Of course, this is not true. No matter how hard we squeeze, love finds a way to slip through our fingers. Love cannot be controlled, it cannot be shackled, and it cannot be caged, but that is no reason to be scared of the pursuit of love. Love flows through every aspect of our lives if we can just learn to embrace its omnipresence.
Ultimately, our attempts to cultivate love will be futile if we don’t understand the polarities of the masculine and the feminine. The true essence of the feminine is the maintenance of love in the relationship. The true essence of the masculine is a deep commitment to a higher purpose. Most couples seldom understand these poles and conflict can easily arise from this misunderstanding. Most get caught in trying to move from our masculine and feminine poles towards a central point of understanding. If this happens, most relationships are relegated to a mutually beneficial friendship at best. In order to maintain the flow of love and intimacy in a relationship, both parties must embrace their polarity and they must be willing to step fully into the lessons that they will learn from the back and forth evolution of an intimate connection.
In order to do this, we must work to stay truthful with our Self, and our partner, about our deeper purpose in life. While it’s easy to classify or define love and relationships using the terms we’ve been given, we are much better off paying attention to our individual vibration, intuitively feeling through the roller coaster ride of emotions, and learning how to manifest love that ultimately makes us a better person. When we overanalyze we run into trouble. When we truly listen to our hearts and learn to trust its guidance, we cannot mistake our unique purpose and path. We will remain confident that, no matter where we are and what we’re experiencing, this place, right here and now, is exactly where we’re supposed to be.

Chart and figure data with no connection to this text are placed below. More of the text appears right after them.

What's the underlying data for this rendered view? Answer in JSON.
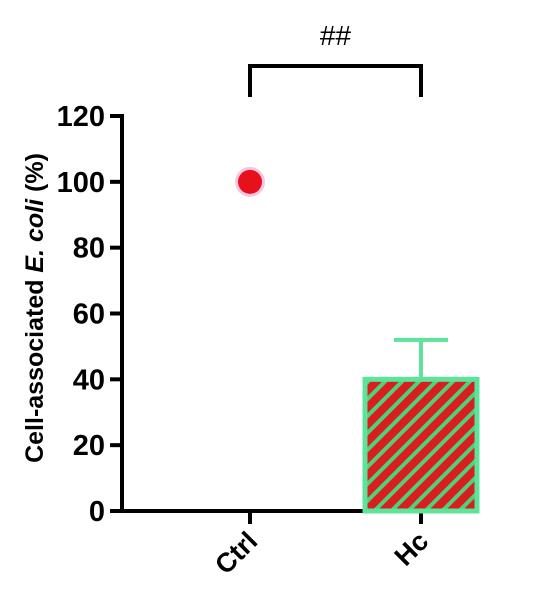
{
  "chart_data": {
    "type": "bar",
    "categories": [
      "Ctrl",
      "Hc"
    ],
    "series": [
      {
        "values": [
          100,
          40
        ],
        "errors": [
          null,
          12
        ],
        "display": [
          "point",
          "bar"
        ]
      }
    ],
    "ylabel_parts": [
      "Cell-associated ",
      "E. coli",
      " (%)"
    ],
    "ylim": [
      0,
      120
    ],
    "yticks": [
      0,
      20,
      40,
      60,
      80,
      100,
      120
    ],
    "significance": {
      "from": "Ctrl",
      "to": "Hc",
      "label": "##"
    },
    "grid": false,
    "legend": "none",
    "colors": {
      "point": "#e8101a",
      "point_halo": "#f5c6e6",
      "bar_fill": "#d81e1e",
      "bar_hatch": "#4fd07a",
      "bar_outline": "#5de39a",
      "axis": "#000000"
    }
  }
}
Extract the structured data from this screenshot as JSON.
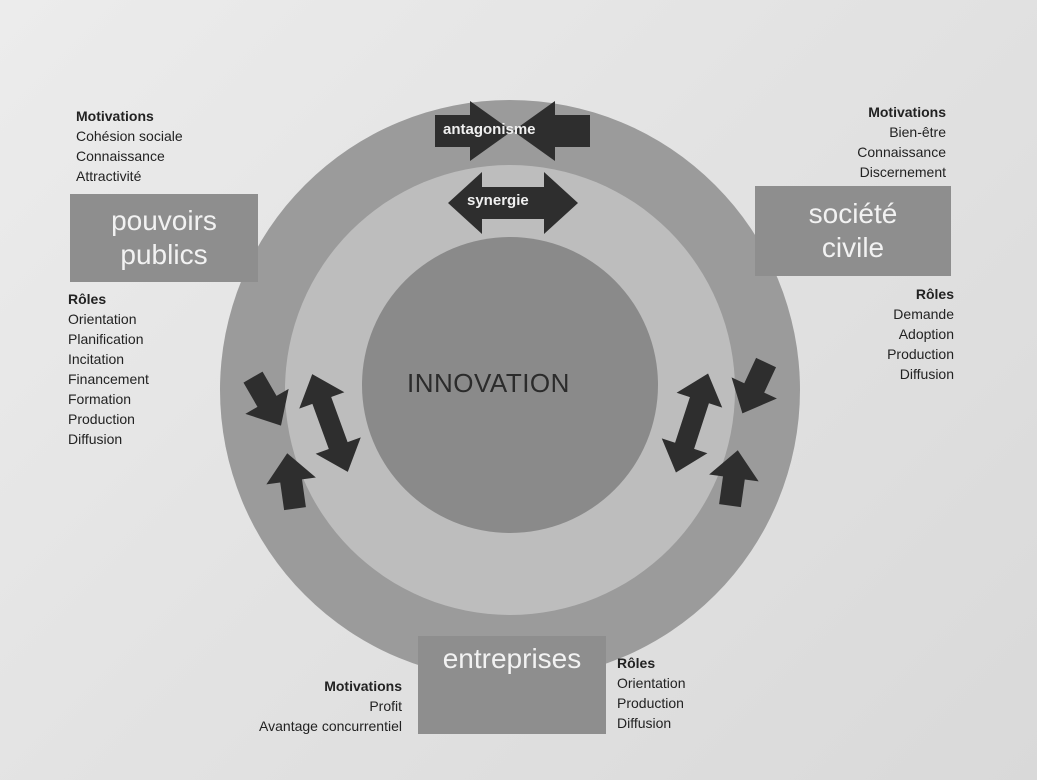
{
  "diagram": {
    "center": "INNOVATION",
    "arrows": {
      "top": "antagonisme",
      "inner": "synergie"
    },
    "pouvoirs_publics": {
      "line1": "pouvoirs",
      "line2": "publics",
      "motivations": {
        "title": "Motivations",
        "items": [
          "Cohésion sociale",
          "Connaissance",
          "Attractivité"
        ]
      },
      "roles": {
        "title": "Rôles",
        "items": [
          "Orientation",
          "Planification",
          "Incitation",
          "Financement",
          "Formation",
          "Production",
          "Diffusion"
        ]
      }
    },
    "societe_civile": {
      "line1": "société",
      "line2": "civile",
      "motivations": {
        "title": "Motivations",
        "items": [
          "Bien-être",
          "Connaissance",
          "Discernement"
        ]
      },
      "roles": {
        "title": "Rôles",
        "items": [
          "Demande",
          "Adoption",
          "Production",
          "Diffusion"
        ]
      }
    },
    "entreprises": {
      "label": "entreprises",
      "motivations": {
        "title": "Motivations",
        "items": [
          "Profit",
          "Avantage concurrentiel"
        ]
      },
      "roles": {
        "title": "Rôles",
        "items": [
          "Orientation",
          "Production",
          "Diffusion"
        ]
      }
    },
    "colors": {
      "outer_ring": "#9b9b9b",
      "inner_ring": "#bdbdbd",
      "core": "#8a8a8a",
      "arrow": "#2e2e2e",
      "box": "#8e8e8e"
    }
  }
}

All of us can work on the process of feeling into life and love, rather than thinking it through to the most minute detail. We must learn to listen to our emotional responses and act on them unselfishly. We must step out of our mental cages and tune into our hearts. In doing so, our selfish, ego-driven interests will peel away, layer by layer, and our genuine, heart-driven purpose will begin to reveal itself.
We must learn to trust our intuition. Our minds can easily become a prison. We need to first subtract if we hope to remain open to the possibility of addition. We need to be honest and steadfast in our position. We need to stop and listen.
We have not forgotten, but we have been misled. True love is not dead. We must cease to neglect its’ full potential with the conditioned restrictions in our head. Freeing our minds is the first step to fostering our potential for love. We must commit to this practice like so many commit, willingly and wholly, to a God above. We must return to love.